Hi guys 🙂 Glaze is a cross between jam and a sticky sauce. Apricots are the most common fruit used but it can be made from any preserved fruit or Jam.
I have been using this recipe for about 15 years, I used to make it a lot when I was cake decorating, I would use sherry (for fruit cakes) or a warm glaze to brush over the cake when it came out of the oven to help the cake stay moist and I would also brush it on before covering the cake with marzipan, not only help it taste nicer but it also helps the marzipan bond to the cake.

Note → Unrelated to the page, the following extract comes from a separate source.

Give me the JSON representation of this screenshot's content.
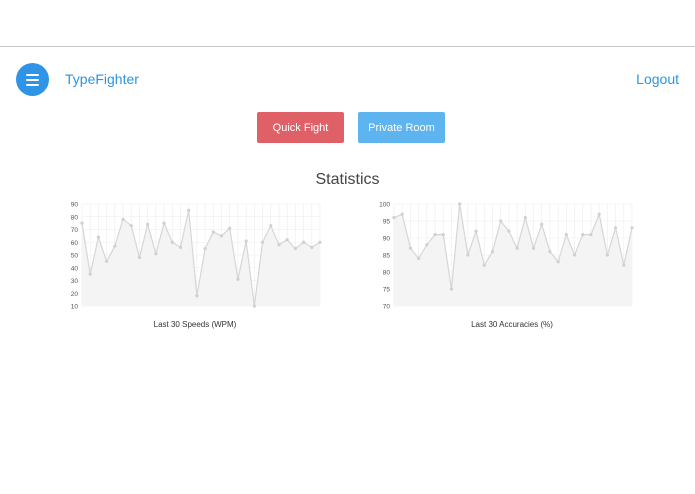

Glaze is often used by bakers and has many lovely uses. A shortcrust pastry shell can be brushed with it before the filling goes in to help seal the pastry and also the finished pie or tart can be glazed, adding a golden, glossy look. Danish pastries are always glazed (my favourite pastry!). If you think an apricot flavour would be nice, you can also glaze any un-iced cake or loaf (whilst hot) again, helping it stay moist and also allowing, say, nuts or coconut that you sprinkle on over the glaze, to stay put. You can even ice over the glaze when it has cooled (as it will set like Jam again). If you happen to have some spare in the fridge you can also warm it and drizzle it over pancakes, pikelets, a piece of cake, a muffin, a slice of chocolate brownie or on dessert just before serving. Fruitcake bakers use it a lot, brushing it onto a cake just out of the oven, and usually arranging fruit and/or nuts on top and then sealing them on with more glaze, or under the marzipan as I use to. Often liqueur like Brandy or Grand Marnier is added to glaze, especially Christmas cakes. Apricot glaze is also used in savoury cooking. It can be brushed over roast chicken or pork chops whilst they are cooking (most often other ingredients added like mustard, brown sugar, liqueur and even herbs) and my absolute favourite, glazed ham at Christmas.
2/3 cup of apricot jam
1 tablespoon of water (or liqueur, see above)
1 teaspoon of sugar
Place all the ingredients in a small saucepan and on a medium heat bring to the boil. Once boiling turn the heat down to medium/low and simmer for around 2 minutes (stirring occasionally) and then remove from the heat. If you would like a smooth, clear glaze you can pour it through a sieve.
Makes 3/4 cup (If sieved a little bit less).
Note* It will set to a jam consistency when it cools so you will need to warm it again before use. Storage is the same as Jam, so in or out of the fridge in an airtight, sterile jar.